During a recent County Commission work session, Mr. Taylor outlined 10 goals that included hiring eight people and buying $1.7 million of equipment.
Commissioners were impressed with the plan, but said the economic climate makes it more a “wish list” than a blueprint.
“We need to upgrade equipment,” Commissioner Jim Cutler said. “And a lot of our roads are narrow and curvy. Some have dangerous drop-offs. But we are in a situation where we are going to have to look at everything project by project.”
Mr. Taylor’s list of equipment includes a request for a trencher that would reduce the ditch-cleaning crew from five to two men. That would help with one of the county’s biggest problems — stopped-up drainage ditches that back up and flood in heavy rains. Targeting those ditches is one of Mr. Taylor’s priorities.
“We have found all kind of goodies,” he said. “We find logs, limbs and leaves usually thrown in by the residents. We have pulled out kids’ pedal cars. Everything goes into a ditch.”
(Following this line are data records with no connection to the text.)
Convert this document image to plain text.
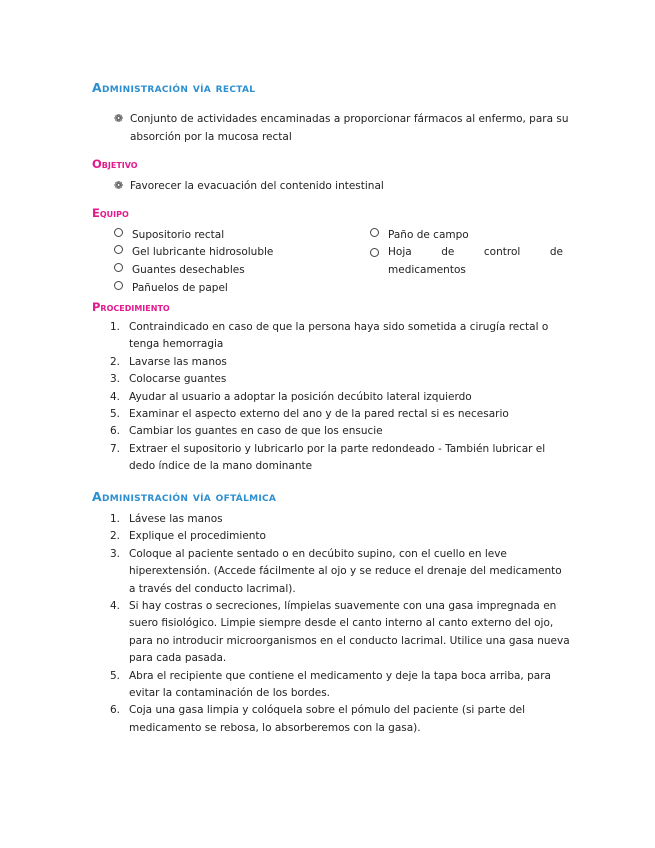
Administración vía rectal
❁ Conjunto de actividades encaminadas a proporcionar fármacos al enfermo, para su absorción por la mucosa rectal
Objetivo
❁ Favorecer la evacuación del contenido intestinal
Equipo
Supositorio rectal
Gel lubricante hidrosoluble
Guantes desechables
Pañuelos de papel
Paño de campo
Hoja de control de medicamentos
Procedimiento
1. Contraindicado en caso de que la persona haya sido sometida a cirugía rectal o tenga hemorragia
2. Lavarse las manos
3. Colocarse guantes
4. Ayudar al usuario a adoptar la posición decúbito lateral izquierdo
5. Examinar el aspecto externo del ano y de la pared rectal si es necesario
6. Cambiar los guantes en caso de que los ensucie
7. Extraer el supositorio y lubricarlo por la parte redondeado - También lubricar el dedo índice de la mano dominante
Administración vía oftálmica
1. Lávese las manos
2. Explique el procedimiento
3. Coloque al paciente sentado o en decúbito supino, con el cuello en leve hiperextensión. (Accede fácilmente al ojo y se reduce el drenaje del medicamento a través del conducto lacrimal).
4. Si hay costras o secreciones, límpielas suavemente con una gasa impregnada en suero fisiológico. Limpie siempre desde el canto interno al canto externo del ojo, para no introducir microorganismos en el conducto lacrimal. Utilice una gasa nueva para cada pasada.
5. Abra el recipiente que contiene el medicamento y deje la tapa boca arriba, para evitar la contaminación de los bordes.
6. Coja una gasa limpia y colóquela sobre el pómulo del paciente (si parte del medicamento se rebosa, lo absorberemos con la gasa).
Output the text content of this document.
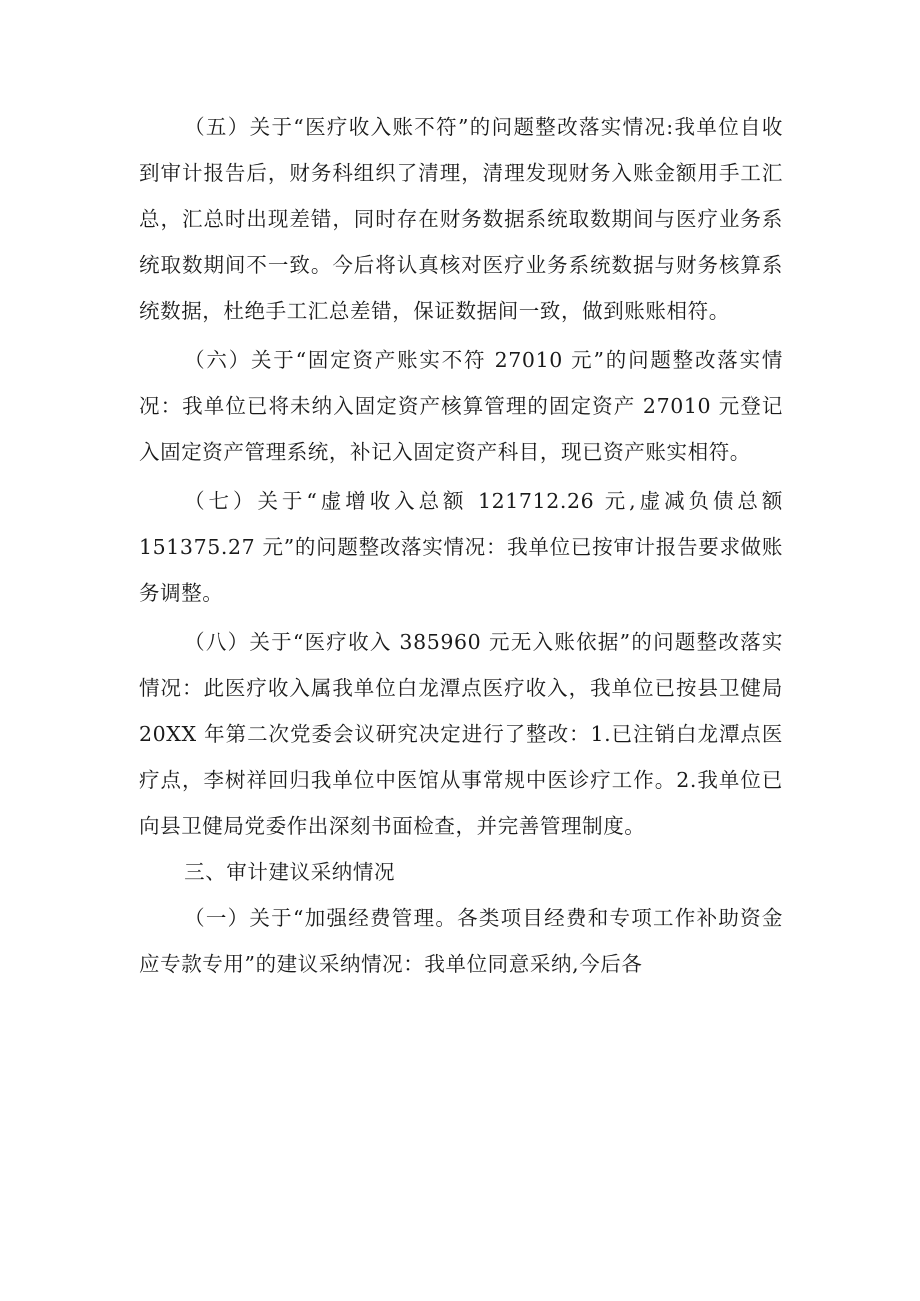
（五）关于“医疗收入账不符”的问题整改落实情况:我单位自收到审计报告后，财务科组织了清理，清理发现财务入账金额用手工汇总，汇总时出现差错，同时存在财务数据系统取数期间与医疗业务系统取数期间不一致。今后将认真核对医疗业务系统数据与财务核算系统数据，杜绝手工汇总差错，保证数据间一致，做到账账相符。

（六）关于“固定资产账实不符 27010 元”的问题整改落实情况：我单位已将未纳入固定资产核算管理的固定资产 27010 元登记入固定资产管理系统，补记入固定资产科目，现已资产账实相符。

（七）关于“虚增收入总额 121712.26 元,虚减负债总额 151375.27 元”的问题整改落实情况：我单位已按审计报告要求做账务调整。

（八）关于“医疗收入 385960 元无入账依据”的问题整改落实情况：此医疗收入属我单位白龙潭点医疗收入，我单位已按县卫健局 20XX 年第二次党委会议研究决定进行了整改：1.已注销白龙潭点医疗点，李树祥回归我单位中医馆从事常规中医诊疗工作。2.我单位已向县卫健局党委作出深刻书面检查，并完善管理制度。

三、审计建议采纳情况

（一）关于“加强经费管理。各类项目经费和专项工作补助资金应专款专用”的建议采纳情况：我单位同意采纳,今后各
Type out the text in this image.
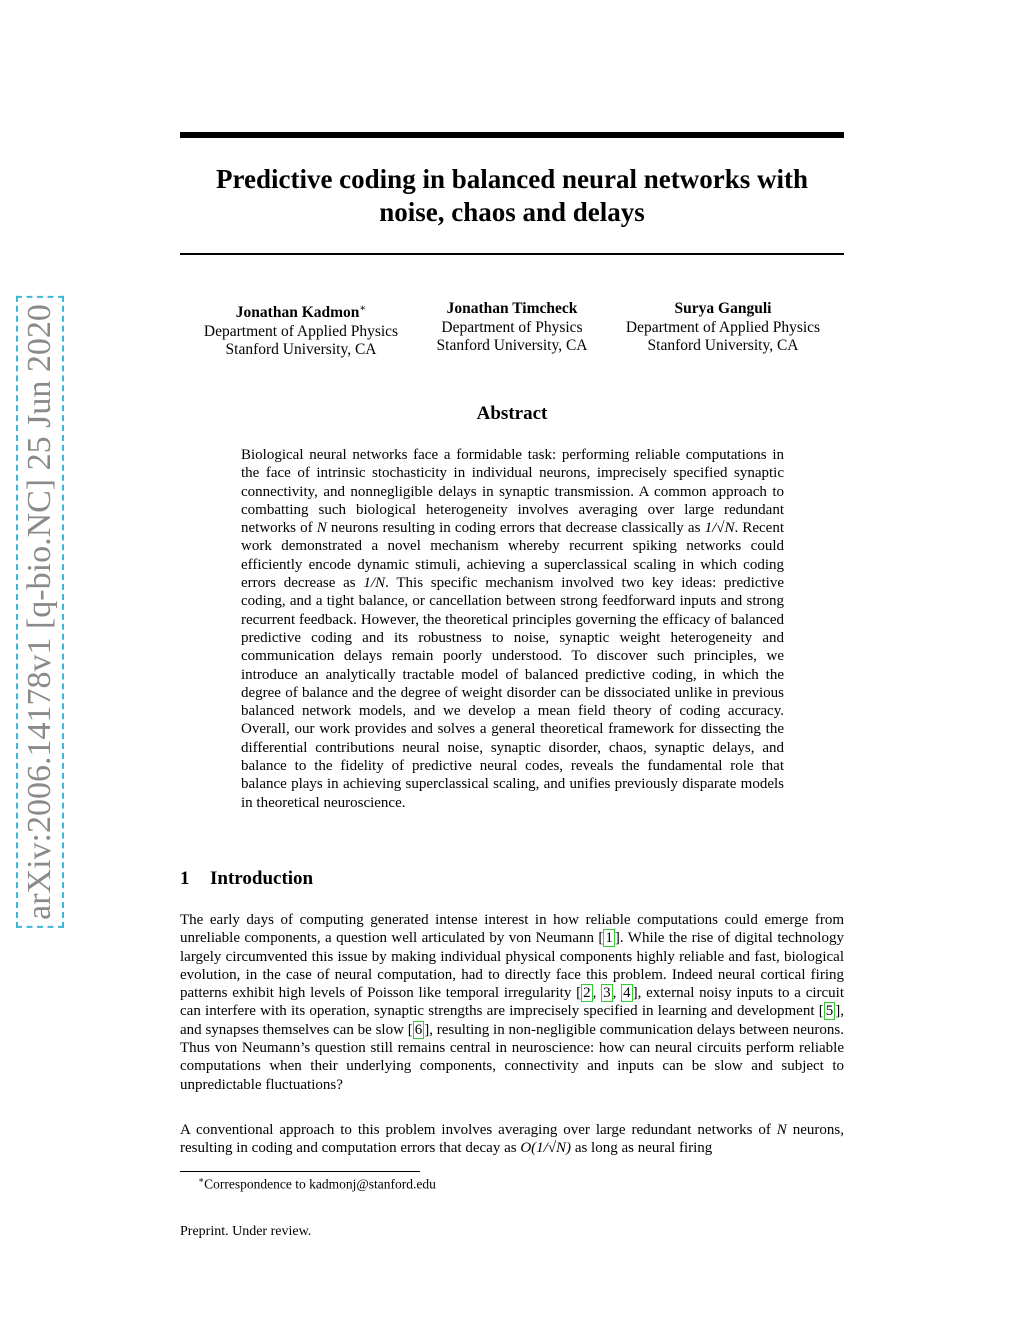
arXiv:2006.14178v1 [q-bio.NC] 25 Jun 2020
Predictive coding in balanced neural networks with
noise, chaos and delays
Jonathan Kadmon∗
Department of Applied Physics
Stanford University, CA
Jonathan Timcheck
Department of Physics
Stanford University, CA
Surya Ganguli
Department of Applied Physics
Stanford University, CA
Abstract
Biological neural networks face a formidable task: performing reliable computations in the face of intrinsic stochasticity in individual neurons, imprecisely specified synaptic connectivity, and nonnegligible delays in synaptic transmission. A common approach to combatting such biological heterogeneity involves averaging over large redundant networks of N neurons resulting in coding errors that decrease classically as 1/√N. Recent work demonstrated a novel mechanism whereby recurrent spiking networks could efficiently encode dynamic stimuli, achieving a superclassical scaling in which coding errors decrease as 1/N. This specific mechanism involved two key ideas: predictive coding, and a tight balance, or cancellation between strong feedforward inputs and strong recurrent feedback. However, the theoretical principles governing the efficacy of balanced predictive coding and its robustness to noise, synaptic weight heterogeneity and communication delays remain poorly understood. To discover such principles, we introduce an analytically tractable model of balanced predictive coding, in which the degree of balance and the degree of weight disorder can be dissociated unlike in previous balanced network models, and we develop a mean field theory of coding accuracy. Overall, our work provides and solves a general theoretical framework for dissecting the differential contributions neural noise, synaptic disorder, chaos, synaptic delays, and balance to the fidelity of predictive neural codes, reveals the fundamental role that balance plays in achieving superclassical scaling, and unifies previously disparate models in theoretical neuroscience.
1 Introduction
The early days of computing generated intense interest in how reliable computations could emerge from unreliable components, a question well articulated by von Neumann [ 1 ]. While the rise of digital technology largely circumvented this issue by making individual physical components highly reliable and fast, biological evolution, in the case of neural computation, had to directly face this problem. Indeed neural cortical firing patterns exhibit high levels of Poisson like temporal irregularity [ 2 , 3 , 4 ], external noisy inputs to a circuit can interfere with its operation, synaptic strengths are imprecisely specified in learning and development [ 5 ], and synapses themselves can be slow [ 6 ], resulting in non-negligible communication delays between neurons. Thus von Neumann’s question still remains central in neuroscience: how can neural circuits perform reliable computations when their underlying components, connectivity and inputs can be slow and subject to unpredictable fluctuations?
A conventional approach to this problem involves averaging over large redundant networks of N neurons, resulting in coding and computation errors that decay as O(1/√N) as long as neural firing
∗Correspondence to kadmonj@stanford.edu
Preprint. Under review.
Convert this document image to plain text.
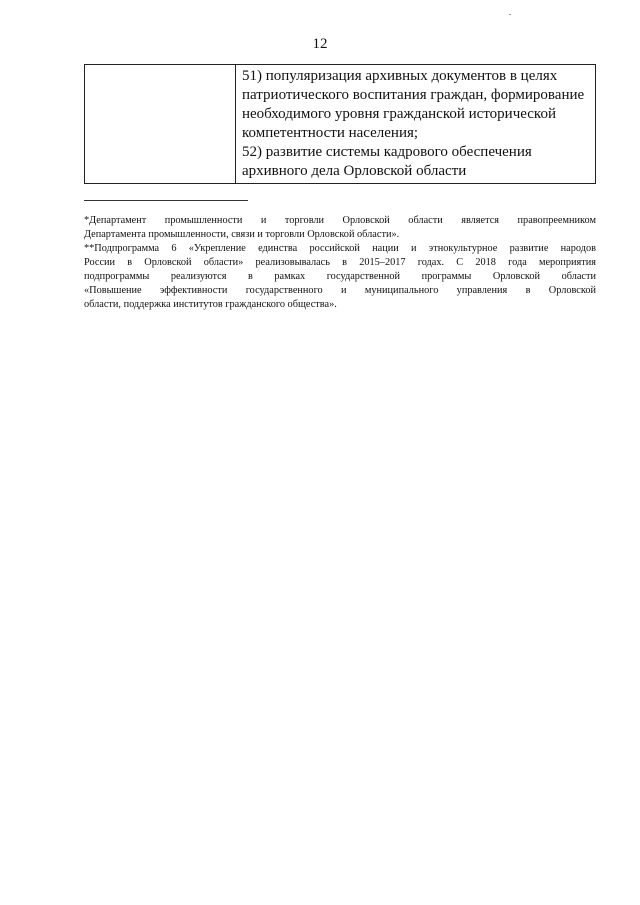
12

51) популяризация архивных документов в целях
патриотического воспитания граждан, формирование
необходимого уровня гражданской исторической
компетентности населения;
52) развитие системы кадрового обеспечения
архивного дела Орловской области
*Департамент промышленности и торговли Орловской области является правопреемником
Департамента промышленности, связи и торговли Орловской области».
**Подпрограмма 6 «Укрепление единства российской нации и этнокультурное развитие народов
России в Орловской области» реализовывалась в 2015–2017 годах. С 2018 года мероприятия
подпрограммы реализуются в рамках государственной программы Орловской области
«Повышение эффективности государственного и муниципального управления в Орловской
области, поддержка институтов гражданского общества».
The commission recently agreed to buy a bucket truck after hearing that employees were standing on the roofs of trucks to cut dead tree limbs.
“That was a safety issue,” Mr. Cutler said.
Commissioners budgeted $9 million in special purpose local option sales tax from the 2009 cycle of the 1 percent tax.
But commissioners said they cannot count on the SPLOST money. As unemployment increases and the economy slows, sales tax collections tend to dwindle. County Finance Director Carl Henson said January revenue is lower than the same period in 2008. Overall, there has been a 7.7 percent drop in sales tax collections over the past 10 months.
Other goals Mr. Taylor listed include hiring two employees to head a road shoulder improvement program; three full-time employees for road patching and three people for year-round tree trimming and removal.
He also suggested creating a permit program aimed at regulating right-of-way modifications.
“At this time, there is not a way to track any excavations or modifications that occur within rights of way,” he said. “Anyone can dig at any time without permission or monitoring to ensure restoration is being done correctly.”
A permit program would allow the county to track the work, he said.
“The county would know in advance who is doing what, that repairs are done correctly and provide a source of revenue to cover inspection costs.”